Managing defensiveness
Teams that create rigid solutions tend to rigidly evaluate outcomes. They become blind to outcomes they believe are unlikely or impossible. This bias often leads to meaningless process explosion as the team attempts to avoid the outcomes they’re dismissing.
A good team is willing to entertain probability without chasing every possibility. Members must have a firm grasp of the obvious and be open to new ideas.
Gather supporting data
Eventually, I would have to report back to a funding committee much less excited about our journey. They would want to hear concrete results and review hard numbers. I had to show them that our endeavors had provided cost-effective results.
Seattle Public Utilities’ current mapping process had been optimistically estimated to be about 80% accurate. That means our assets were depicted incorrectly, or not at all, one in five times.
Bad as that was, gas, fiber optic, steam, and other private asset data were worse. We stopped mapping franchise utilities more than 10 years ago because someone decided (incredibly) it wasn’t our responsibility.
Now it was our liability.
Ultimately, variance reports told the story. Initially, the asset surveys showed that more than half of our utilities weren’t being constructed as designed.

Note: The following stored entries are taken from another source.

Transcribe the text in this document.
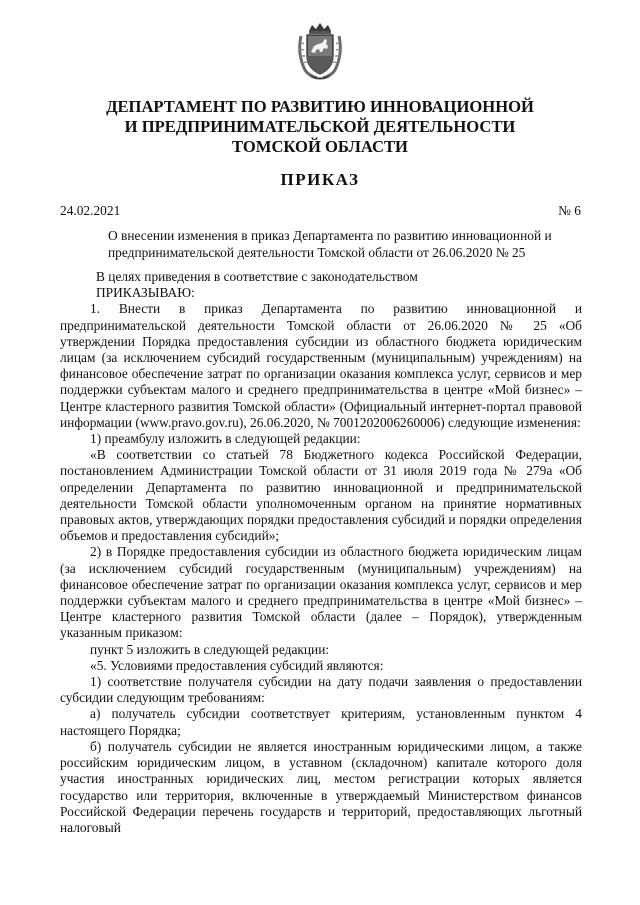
ДЕПАРТАМЕНТ ПО РАЗВИТИЮ ИННОВАЦИОННОЙ
И ПРЕДПРИНИМАТЕЛЬСКОЙ ДЕЯТЕЛЬНОСТИ
ТОМСКОЙ ОБЛАСТИ
ПРИКАЗ
24.02.2021	№ 6
О внесении изменения в приказ Департамента по развитию инновационной и предпринимательской деятельности Томской области от 26.06.2020 № 25

В целях приведения в соответствие с законодательством

ПРИКАЗЫВАЮ:

1. Внести в приказ Департамента по развитию инновационной и предпринимательской деятельности Томской области от 26.06.2020 № 25 «Об утверждении Порядка предоставления субсидии из областного бюджета юридическим лицам (за исключением субсидий государственным (муниципальным) учреждениям) на финансовое обеспечение затрат по организации оказания комплекса услуг, сервисов и мер поддержки субъектам малого и среднего предпринимательства в центре «Мой бизнес» – Центре кластерного развития Томской области» (Официальный интернет-портал правовой информации (www.pravo.gov.ru), 26.06.2020, № 7001202006260006) следующие изменения:

1) преамбулу изложить в следующей редакции:

«В соответствии со статьей 78 Бюджетного кодекса Российской Федерации, постановлением Администрации Томской области от 31 июля 2019 года № 279а «Об определении Департамента по развитию инновационной и предпринимательской деятельности Томской области уполномоченным органом на принятие нормативных правовых актов, утверждающих порядки предоставления субсидий и порядки определения объемов и предоставления субсидий»;

2) в Порядке предоставления субсидии из областного бюджета юридическим лицам (за исключением субсидий государственным (муниципальным) учреждениям) на финансовое обеспечение затрат по организации оказания комплекса услуг, сервисов и мер поддержки субъектам малого и среднего предпринимательства в центре «Мой бизнес» – Центре кластерного развития Томской области (далее – Порядок), утвержденным указанным приказом:

пункт 5 изложить в следующей редакции:

«5. Условиями предоставления субсидий являются:

1) соответствие получателя субсидии на дату подачи заявления о предоставлении субсидии следующим требованиям:

а) получатель субсидии соответствует критериям, установленным пунктом 4 настоящего Порядка;

б) получатель субсидии не является иностранным юридическими лицом, а также российским юридическим лицом, в уставном (складочном) капитале которого доля участия иностранных юридических лиц, местом регистрации которых является государство или территория, включенные в утверждаемый Министерством финансов Российской Федерации перечень государств и территорий, предоставляющих льготный налоговый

There had been some argument among our engineers about thresholds. Most thought the most important issue was functionality, as in, “We don’t care where the asset’s buried as long as it works.”

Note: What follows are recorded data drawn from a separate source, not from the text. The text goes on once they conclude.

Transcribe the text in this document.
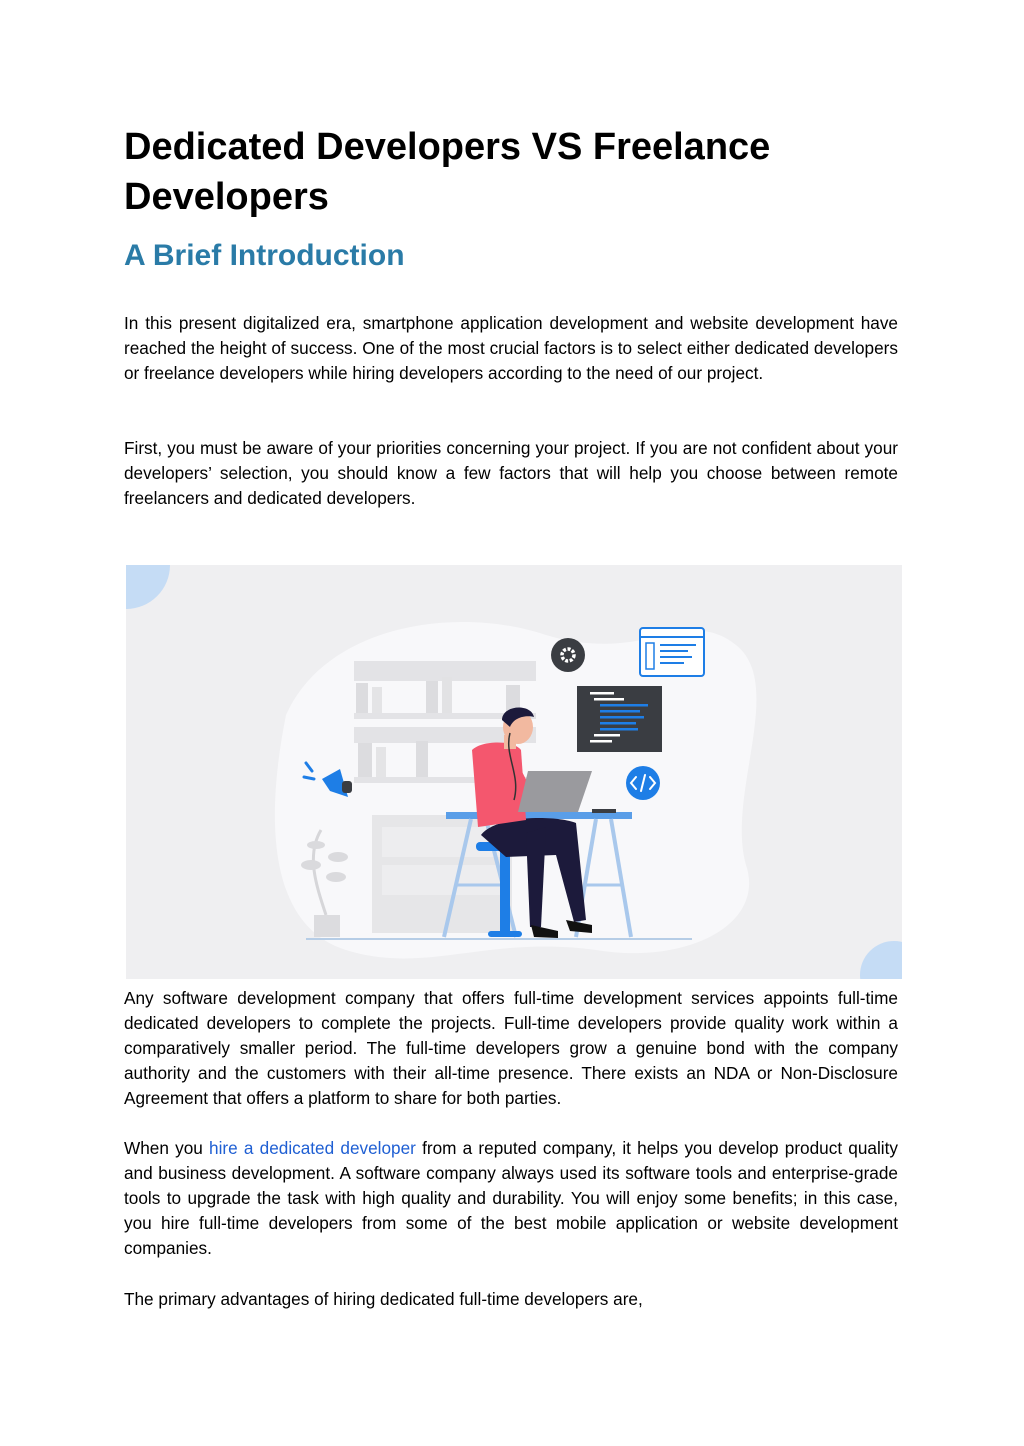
Dedicated Developers VS Freelance Developers
A Brief Introduction

In this present digitalized era, smartphone application development and website development have reached the height of success. One of the most crucial factors is to select either dedicated developers or freelance developers while hiring developers according to the need of our project.

First, you must be aware of your priorities concerning your project. If you are not confident about your developers’ selection, you should know a few factors that will help you choose between remote freelancers and dedicated developers.

Any software development company that offers full-time development services appoints full-time dedicated developers to complete the projects. Full-time developers provide quality work within a comparatively smaller period. The full-time developers grow a genuine bond with the company authority and the customers with their all-time presence. There exists an NDA or Non-Disclosure Agreement that offers a platform to share for both parties.

When you hire a dedicated developer from a reputed company, it helps you develop product quality and business development. A software company always used its software tools and enterprise-grade tools to upgrade the task with high quality and durability. You will enjoy some benefits; in this case, you hire full-time developers from some of the best mobile application or website development companies.

The primary advantages of hiring dedicated full-time developers are,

Whaaaaaaat? Tell that to the excavator operator or an engineer trying to design new infrastructure near our assets. “WHERE” is everything! This narrow thinking is mostly based on limited resources. Smaller projects carefully avoid any costly or unnecessary processes that don’t have a direct impact on the project in the present.
After submitting several variance reports for newly installed utility assets, we noticed that the variances began to narrow dramatically. Wow. When you’re checking, the contractor’s work improves! Makes sense, doesn’t it?